Witan Investment Trust plc
- Company type: Public
- Traded as: LSE: WTAN
- Industry: Investment management
- Founded: 1909; 117 years ago
- Defunct: October 2024; 20 months ago
- Headquarters: London, United Kingdom
- Key people: Andrew Bell (CEO) Andrew Ross (Chairman)
- Website: www.witan.com

= Witan Investment Trust =

British investment trust

Witan Investment Trust plc was a multi-managed, global equity investment trust. It was listed on the London Stock Exchange until it merged with Alliance Trust in October 2024.

==History==
Witan Investment Trust plc (Witan) was established in 1909 to manage the estate of Alexander Henderson, 1st Baron Faringdon. First listed on the London Stock Exchange in 1924, it established Henderson Administration (became Henderson Global Investors, now Janus Henderson) to manage its funds in 1932 and then sold its remaining stake in Henderson in 1997. In 2004, Witan became self-managed, appointed its first CEO and adopted a multi-manager approach. Andrew Bell was appointed CEO in 2010. In 2020, Witan became a signatory to the UN-supported Principles for Responsible Investment.

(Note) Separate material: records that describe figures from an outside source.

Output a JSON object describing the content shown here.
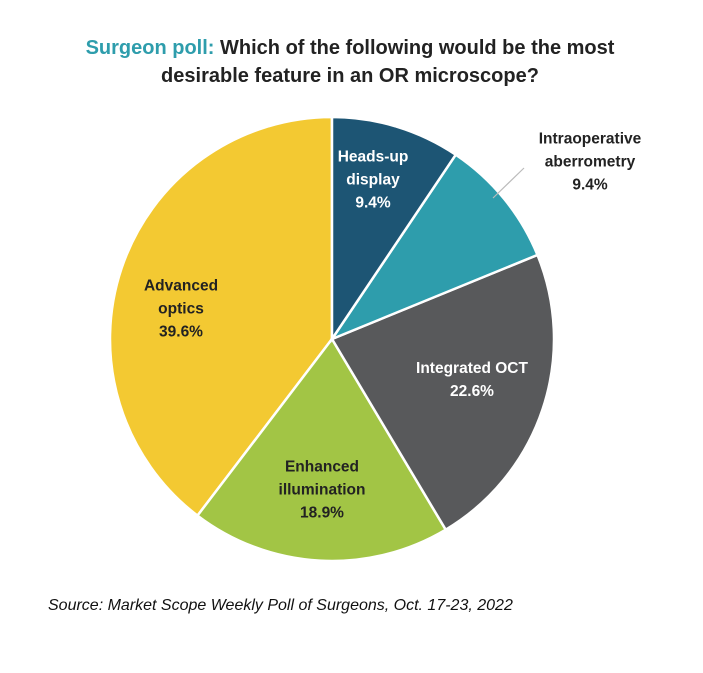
{
  "chart_data": {
    "type": "pie",
    "title_lead": "Surgeon poll:",
    "title": "Which of the following would be the most desirable feature in an OR microscope?",
    "categories": [
      "Heads-up display",
      "Intraoperative aberrometry",
      "Integrated OCT",
      "Enhanced illumination",
      "Advanced optics"
    ],
    "values": [
      9.4,
      9.4,
      22.6,
      18.9,
      39.6
    ],
    "value_labels": [
      "9.4%",
      "9.4%",
      "22.6%",
      "18.9%",
      "39.6%"
    ],
    "colors": [
      "#1d5574",
      "#2e9dac",
      "#58595b",
      "#a2c545",
      "#f3c932"
    ],
    "source": "Source: Market Scope Weekly Poll of Surgeons, Oct. 17-23, 2022"
  }
}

In June 2024, it was announced that Witan Investment Trust would merge with Alliance Trust to create Alliance Witan. This would be achieved through the voluntary winding up of Witan Investment Trust. Following completion of the transaction, Alliance Trust formally rebranded itself Alliance Witan on 11 October 2024.

==Operations==
The company's portfolio is actively managed between a selection of 8 to 12 third-party delegated investment managers. They manage approximately 90% of Witan’s assets. The remaining assets are invested directly by Witan’s Executive team, which is also responsible for the selection and monitoring of the managers and for the management of the Company’s gearing, under delegated guidelines from the Board.

The CEO of Witan Investment Trust plc is Andrew Bell. The chairman of Witan Investment Trust plc is Andrew Ross.